Making modern games
The process of making games today is far different from what it was a few decades ago. Owen Rubin (pictured right) said that when he joined Atari in 1976 as one of the first programmers, he had to work with teletypes, oscilloscopes, and circuit boards to “program” his arcade machine.
“I did everything by hand,” Rubin said. “To make sound of a splat, I had to record the sound as I dropped wet towels into a shower. We were making it up as we went.”
Rubin learned what he had to and soon was creating one game after another, including Space Duel and Major Havoc. He left in 1984 and went to work at Apple and a variety of other companies. All the while, he stayed in touch with his Atari friends. When Blackley approached him, Rubin jumped at the chance to “reinvent games.”
Rotberg worked at Atari’s coin-op division from 1979 to 1981, and then he came back for a second stint from 1986 to 1991. He made everything from a baseball game to Battlezone, which used cool 3D vector graphics and turned into a runaway hit. He went on to work at Apple, 3DO, Sente, and Silicon Entertainment. He moved to Grass Valley, Calif. and then started consulting on entertainment projects.
“Games are in my blood,” said Rotberg, who serves as Innovative Leisure’s chief technology officer. “What’s interesting to me now is that the smaller-scale games work for mobile devices. This isn’t something that takes hundreds of people and tens of millions of dollars. Instead, it is remarkably similar to what we did in an earlier age.”
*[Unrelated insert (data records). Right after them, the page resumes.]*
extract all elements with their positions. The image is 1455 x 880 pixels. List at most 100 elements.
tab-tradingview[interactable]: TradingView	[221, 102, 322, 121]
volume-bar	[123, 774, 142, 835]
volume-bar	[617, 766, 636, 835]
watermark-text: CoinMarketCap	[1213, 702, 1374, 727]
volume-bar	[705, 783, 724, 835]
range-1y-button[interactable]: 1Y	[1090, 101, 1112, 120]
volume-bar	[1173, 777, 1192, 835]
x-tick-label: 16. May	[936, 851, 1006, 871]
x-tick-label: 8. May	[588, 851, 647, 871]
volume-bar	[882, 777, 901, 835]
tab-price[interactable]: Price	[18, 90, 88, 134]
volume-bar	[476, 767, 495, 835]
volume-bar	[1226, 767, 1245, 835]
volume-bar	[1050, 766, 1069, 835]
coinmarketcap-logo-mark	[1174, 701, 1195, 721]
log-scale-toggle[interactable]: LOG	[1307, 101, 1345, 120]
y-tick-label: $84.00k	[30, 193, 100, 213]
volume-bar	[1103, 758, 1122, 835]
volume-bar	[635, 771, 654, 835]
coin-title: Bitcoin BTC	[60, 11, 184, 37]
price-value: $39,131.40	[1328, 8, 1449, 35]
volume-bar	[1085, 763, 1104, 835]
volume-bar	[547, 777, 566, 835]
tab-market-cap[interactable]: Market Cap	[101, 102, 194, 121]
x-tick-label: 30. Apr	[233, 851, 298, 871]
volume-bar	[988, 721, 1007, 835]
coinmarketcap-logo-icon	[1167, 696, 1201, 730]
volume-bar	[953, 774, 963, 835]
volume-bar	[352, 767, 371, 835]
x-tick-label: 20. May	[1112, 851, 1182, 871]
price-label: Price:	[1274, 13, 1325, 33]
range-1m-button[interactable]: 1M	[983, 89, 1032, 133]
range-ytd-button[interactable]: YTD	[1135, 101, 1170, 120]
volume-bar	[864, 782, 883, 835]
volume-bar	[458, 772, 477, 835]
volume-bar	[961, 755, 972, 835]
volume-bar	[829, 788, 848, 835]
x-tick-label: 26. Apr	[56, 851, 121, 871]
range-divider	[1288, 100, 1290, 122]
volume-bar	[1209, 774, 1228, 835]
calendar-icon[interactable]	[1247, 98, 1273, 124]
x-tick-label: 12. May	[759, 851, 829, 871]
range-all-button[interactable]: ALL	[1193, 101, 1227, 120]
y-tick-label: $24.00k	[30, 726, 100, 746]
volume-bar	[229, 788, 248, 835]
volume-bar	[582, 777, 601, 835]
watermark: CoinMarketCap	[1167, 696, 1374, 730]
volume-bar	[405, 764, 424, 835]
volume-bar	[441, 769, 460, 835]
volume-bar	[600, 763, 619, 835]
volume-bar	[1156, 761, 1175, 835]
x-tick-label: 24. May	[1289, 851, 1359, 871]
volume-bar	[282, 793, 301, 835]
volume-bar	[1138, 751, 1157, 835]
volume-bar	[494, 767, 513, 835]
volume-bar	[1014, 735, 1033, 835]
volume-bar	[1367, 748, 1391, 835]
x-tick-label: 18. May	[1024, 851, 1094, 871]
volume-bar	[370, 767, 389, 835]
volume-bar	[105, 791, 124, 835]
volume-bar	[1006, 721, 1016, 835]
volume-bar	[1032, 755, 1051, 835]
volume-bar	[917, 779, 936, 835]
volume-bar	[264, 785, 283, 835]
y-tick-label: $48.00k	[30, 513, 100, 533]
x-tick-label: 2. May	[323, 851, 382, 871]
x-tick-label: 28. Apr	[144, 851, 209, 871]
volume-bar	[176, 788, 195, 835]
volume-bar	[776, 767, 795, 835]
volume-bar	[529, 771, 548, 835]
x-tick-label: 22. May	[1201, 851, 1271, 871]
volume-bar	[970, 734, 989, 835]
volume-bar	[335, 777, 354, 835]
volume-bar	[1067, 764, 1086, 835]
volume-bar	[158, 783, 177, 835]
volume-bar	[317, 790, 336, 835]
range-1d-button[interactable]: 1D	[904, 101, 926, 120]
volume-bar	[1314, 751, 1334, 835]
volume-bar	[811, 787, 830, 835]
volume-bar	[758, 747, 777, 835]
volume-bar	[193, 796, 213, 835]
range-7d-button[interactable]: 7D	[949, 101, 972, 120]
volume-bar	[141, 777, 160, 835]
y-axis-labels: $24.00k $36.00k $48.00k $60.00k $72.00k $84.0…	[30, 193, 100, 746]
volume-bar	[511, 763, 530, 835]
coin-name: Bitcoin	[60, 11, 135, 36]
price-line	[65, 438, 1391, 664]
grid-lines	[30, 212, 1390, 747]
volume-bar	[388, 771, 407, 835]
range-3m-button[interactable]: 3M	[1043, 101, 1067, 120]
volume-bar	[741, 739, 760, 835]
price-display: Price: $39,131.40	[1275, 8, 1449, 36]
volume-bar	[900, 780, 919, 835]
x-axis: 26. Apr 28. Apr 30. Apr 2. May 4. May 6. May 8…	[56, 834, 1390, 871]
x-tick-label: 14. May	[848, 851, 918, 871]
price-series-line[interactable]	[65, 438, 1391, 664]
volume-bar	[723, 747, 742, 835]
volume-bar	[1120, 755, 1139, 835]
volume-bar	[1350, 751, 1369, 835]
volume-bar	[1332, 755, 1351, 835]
“We have tried to recreate the environment at Atari, where we would wander into each other’s labs and share invaluable input,” Rotberg said. “That’s what we do now, and I have to say I learn from the interns. But we saw an instance where an intern’s code failed. None of us older guys would have made that mistake because we can think about it at the machine level. It’s a crap shoot. But Seamus has put together what was the single most talented group of people that I have had the fortune to work with. I am having a blast for the first time in a long time.”
Original is best
Rich Adam (pictured right), feels the same way. He started at Atari to work on pinball machines. By the time he left in 1983, he had worked on Missile Command with Dave Theurer and did the design for Star Wars: The Empire Strikes Back. He went on to work at Bally Sente, Electronic Arts (where he created the first PGA Tour golf games), Interactive Network, and Silicon Entertainment, then he went on to become a consultant.
“It is funny how the market has come all the way around to return to the arcade experience,” Adam said. “People are playing in a more casual manner again.”
Adam also cherished the collaborative environment at Atari. When he heard what Blackley had in mind, he thought it was a great idea to bring back “the best engineering group I ever worked with.”
“It was hard to get your shit done because others came in,” he said. “But they would come in and give counsel. We had this downtime as we waited to get our code back. So we would graze the labs and see what others were doing.”
Today, making games is different. “In the old days, it was assembly code,” Adam said. “Today, you have tools that can get your concepts into playable fashion much more quickly. But we still have one thing in common. We are in the novelty business, where it has to be original. It is hard to be novel now. The Zyngas of the world want to throw out something quickly or copy it. We’ll take our time and work longer to do it right.”
Blackley says the games will start coming out this summer on the iPhone and iPad. The company will market them and rely on help from THQ to get the word out, but the expectation is they will take off because they have “awesome gameplay.”
“They’re all playable and awesome,” he said. “More ideas are coming up from the old guys and the new guys. We want to have a string of really innovative games.”